BTW "continental" drinking is often mentioned in the context of daily drinking, especially among people my age (50 something). My SIL is from Southern Europe and a "continental" drinker - dinner is generally (though not every day) accompanied by a small glass for wine and a large glass for water, and the bottle is put away after dinner - quite different from opening the bottle before cooking and refilling it until it's empty.

CuteNFluffy · 12/06/2022 20:06

Your normal, but it's not healthy. I think you know that.

Ragwort · 12/06/2022 20:07

I agree that whether or not it is 'normal' is a moot point, I was raised to have a glass or two of wine with dinner most nights and I still do. So that is my 'normal' - doesn't mean it's good for me but that's not the original question. Certainly in my circle it is very normal to have wine with the evening meal.

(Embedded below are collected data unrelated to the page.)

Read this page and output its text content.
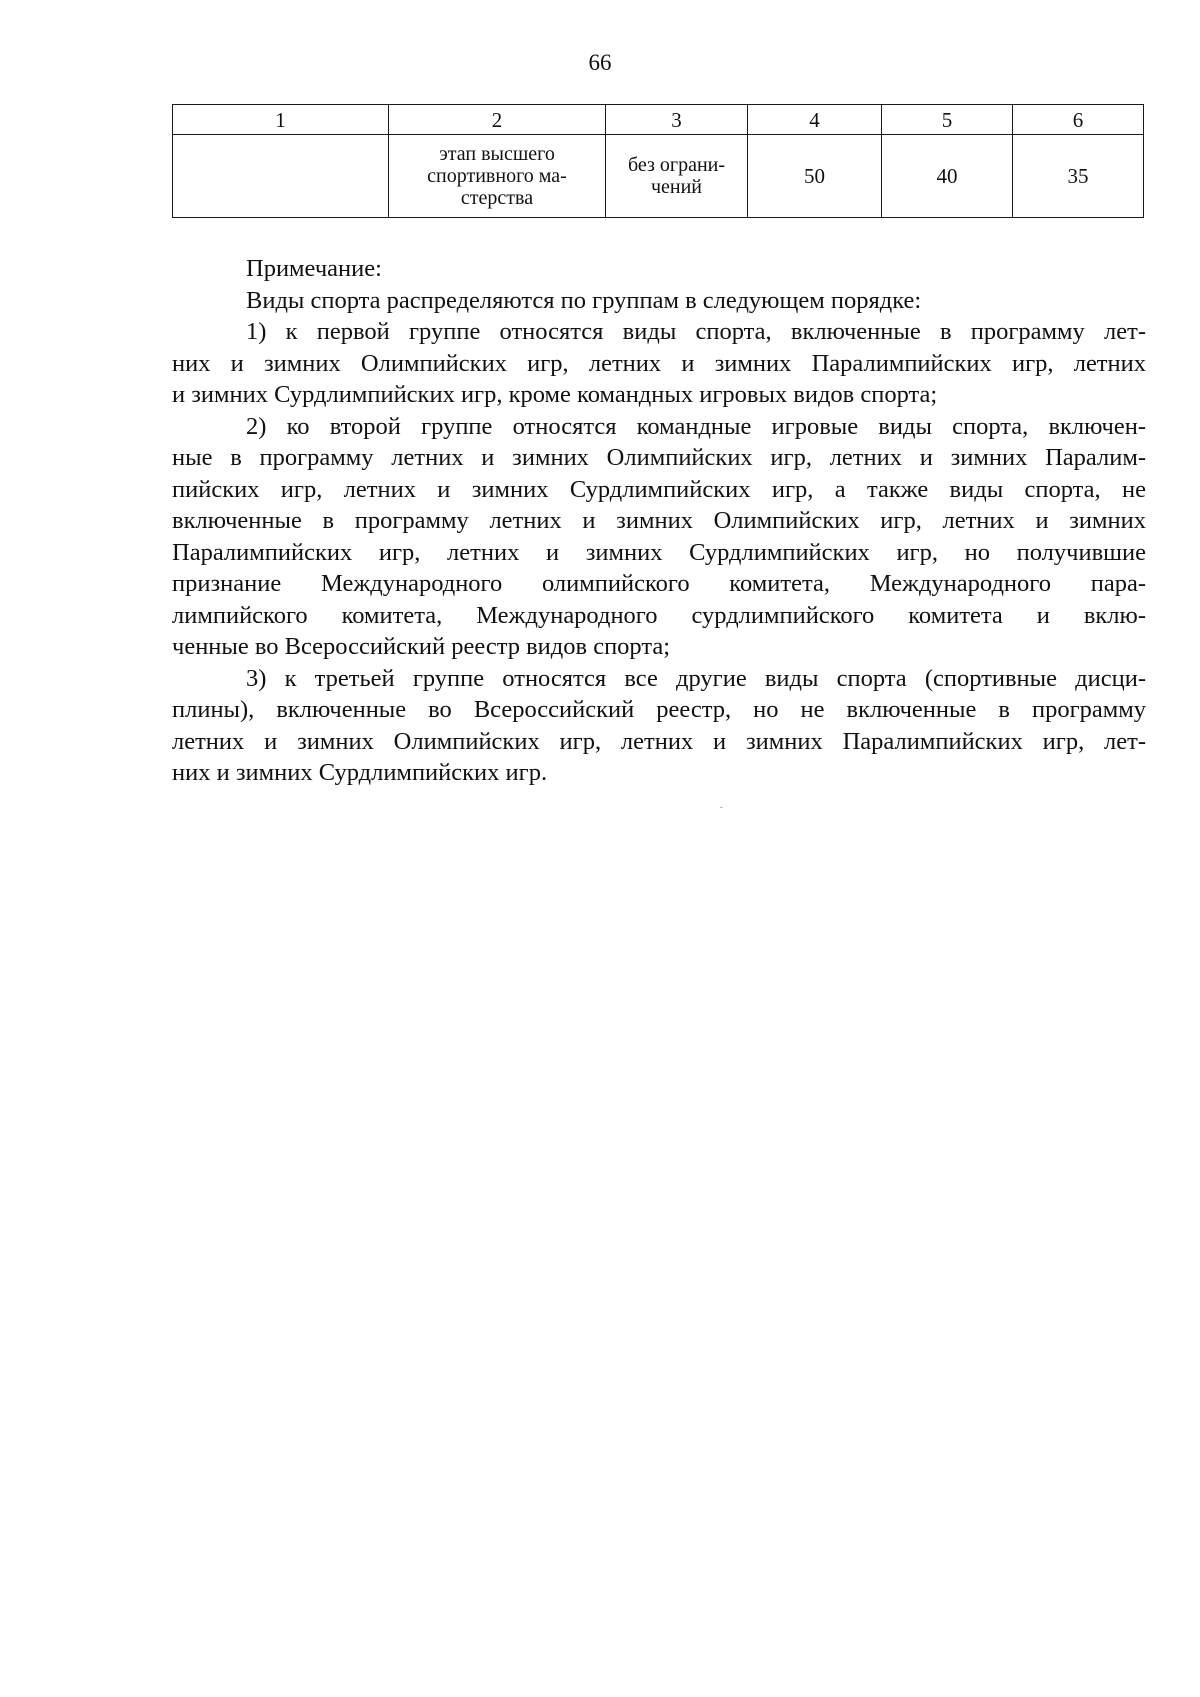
66
1	2	3	4	5	6

	этап высшего
спортивного ма-
стерства	без ограни-
чений	50	40	35

Примечание:

Виды спорта распределяются по группам в следующем порядке:

1) к первой группе относятся виды спорта, включенные в программу лет-
них и зимних Олимпийских игр, летних и зимних Паралимпийских игр, летних
и зимних Сурдлимпийских игр, кроме командных игровых видов спорта;
2) ко второй группе относятся командные игровые виды спорта, включен-
ные в программу летних и зимних Олимпийских игр, летних и зимних Паралим-
пийских игр, летних и зимних Сурдлимпийских игр, а также виды спорта, не
включенные в программу летних и зимних Олимпийских игр, летних и зимних
Паралимпийских игр, летних и зимних Сурдлимпийских игр, но получившие
признание Международного олимпийского комитета, Международного пара-
лимпийского комитета, Международного сурдлимпийского комитета и вклю-
ченные во Всероссийский реестр видов спорта;
3) к третьей группе относятся все другие виды спорта (спортивные дисци-
плины), включенные во Всероссийский реестр, но не включенные в программу
летних и зимних Олимпийских игр, летних и зимних Паралимпийских игр, лет-
них и зимних Сурдлимпийских игр.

However I would never go 'out drinking' which for some people is a normal thing to do for a celebratory night out. Confused

iwishiwasafish · 12/06/2022 20:09

I'm intrigued by the people who only drink occasionally (like only on special occasions or holiday etc) - do you just not like wine very much or do you have iron strong discipline.

I do like wine quite a lot, but I don’t need “iron strong discipline” in order to not drink, because I don’t crave it. It’s not something I have to actively stay away from. It’s just something I only do occasionally. Similar to how I like Christmas pudding, but it doesn’t take any willpower at all to abstain from it in July.

DoloresMores · 12/06/2022 20:09

www.drinkaware.co.uk/research/research-and-evaluation-reports/alcohol-consumption-uk

Some interest figures here about “normal” drinking.

If you are drinking about 500ml of wine a day (3 smallish glasses) that’s 6.5 units or about 45 a week. Only 3% of women drink over 35 units a week so it’s definitely not a normal way to drink- you drink a lot more than the average person.

Obviously lots of people drink like you do- I used to myself. But it’s not how most people drink at all.

Winkydink · 12/06/2022 20:10

Coming back to add some advice given by my DH doctor. DH is a heavy drinker. In the face of him refusing to give up, the dr prioritised two consecutive alcohol free days over reducing daily intake. Does that make sense? So rather than going from 3 to 2 drinks a day, have two completely alcohol free days. But don’t up your intake on the drinking days. If you’re open to advice; just thought I’d share in case of interest.

Thatswhyimacat · 12/06/2022 20:10

I'm no saint when it comes to alcohol, I drink too much and definitely binge, so I'm not a MN stereotype.

I think one glass of wine a day with dinner, that's pretty normal even if it's not the healthiest habit, but 3 drinks a day is severely pushing it. At the very least, you almost certainly will have fatty liver by now.